Top Five Editing Mistakes

So you think you’ve finished your book. Now what? Whatever its genre and subject, your book is going to require a full edit. But at this stage, many writers tend to confuse editing with proofreading, when what every manuscript really needs is a thoughtful, thorough revision. Below are the top five editing mistakes writers make when they don’t commit to a comprehensive revision of their work:
1. Not getting enough distance. Revision is a massive, complex, drawn-out process that requires multiple levels of editing. Literally meaning “seeing again,” revision requires you to step far enough back from your own work to see it anew––almost as someone else’s, except you have the added benefit of knowing what it is you meant to say. It takes distance, though, to keep your original vision from obscuring what you’ve actually produced. No matter how painful it is, force yourself to put your completed manuscript in a drawer, real or metaphorical, and let it sit for at least a few weeks, if not months, before you take it out to review with fresh eyes.
2. Not sweating the small stuff. Just because editing doesn’t stop at proofreading doesn’t mean it’s not a hugely important step. The first thing most of your readers see when they open your book is how the text looks on the page—and any errors will be glaringly obvious. Comb every line for typos, misspellings, comma splices, dangling modifiers, misused punctuation, and other common errors.
3. Not cutting enough out. Now that you’ve gained distance from your work and cleaned up the finer points of the text, take a look at your work as a whole. If you were reading this for the first time, where would you find yourself bored, or disbelieving, or confused, or turned off? Look for sections that drag, superfluous descriptions, unbelievable characters or actions, melodrama, voice-heavy or overly clever passages, and even irrelevant plotlines to cut out. Like cleaning out your closet, it can be scary—but you always feel so much lighter when you drop those bags off at Goodwill.

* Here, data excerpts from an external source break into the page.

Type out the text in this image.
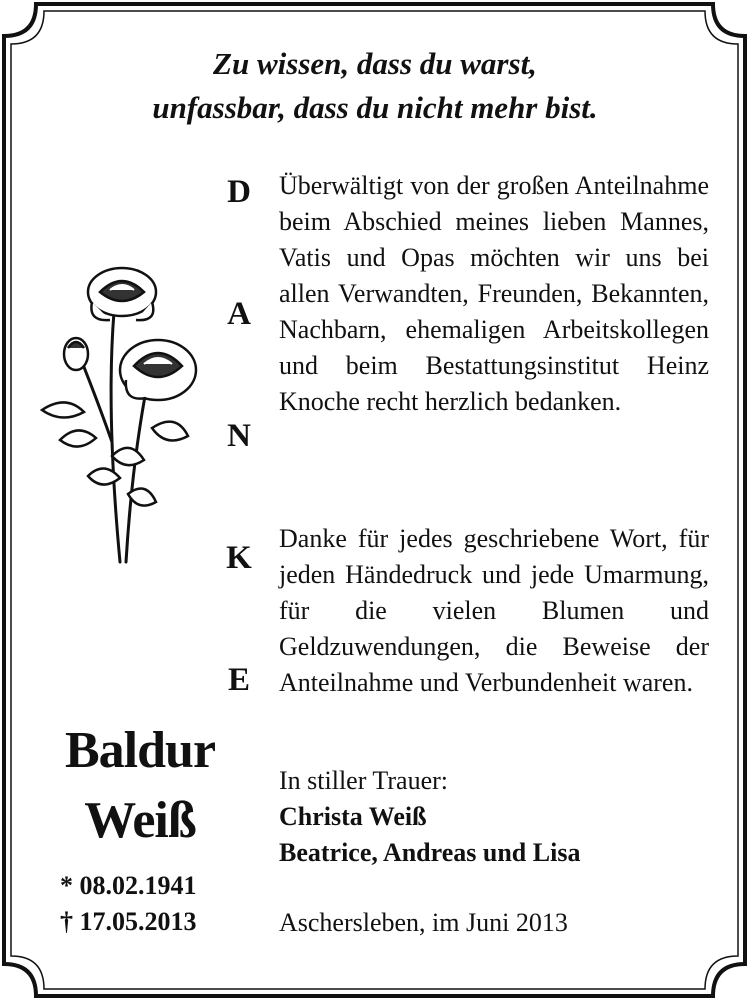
Zu wissen, dass du warst,
unfassbar, dass du nicht mehr bist.
D
A
N
K
E

Überwältigt von der großen Anteilnahme beim Abschied meines lieben Mannes, Vatis und Opas möchten wir uns bei allen Verwandten, Freunden, Bekannten, Nachbarn, ehemaligen Arbeitskollegen und beim Bestattungsinstitut Heinz Knoche recht herzlich bedanken.

Danke für jedes geschriebene Wort, für jeden Händedruck und jede Umarmung, für die vielen Blumen und Geldzuwendungen, die Beweise der Anteilnahme und Verbundenheit waren.

Baldur
Weiß
* 08.02.1941
† 17.05.2013
In stiller Trauer:
Christa Weiß
Beatrice, Andreas und Lisa
Aschersleben, im Juni 2013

4. Cutting too much out. That said, don’t approach your work as a pessimist. Self-doubt is just the nature of the game; don’t let it commandeer your editorial vision. If you find your ring finger hovering over the delete button on every line, take an hour or a day and a deep breath and come back to it. Trimming too much of your work not only creates plot or information holes, continuity issues, and poorly balanced prose, but also robs it of the heart—the voice, the message, the substance—that would make people want it read it in the first place.
5. Not enlisting another pair of eyes. Finally, one of the main mistakes writers make is trying to tackle the revision process alone. Whether your book is nearly perfect or has a face only a mother could love, you, as the mother, are bound to be blind to a few of its flaws. At the very least, hire a copyeditor to make a professional pass through your manuscript, and if you don’t work with a writing group, ask (or bribe) a trusted, thoughtful friend to give you an honest review of it. Of course, a professional editor is your best bet, and will point out problem areas or potential goldmines you weren’t even aware of. A fresh pair of eyes makes all the difference.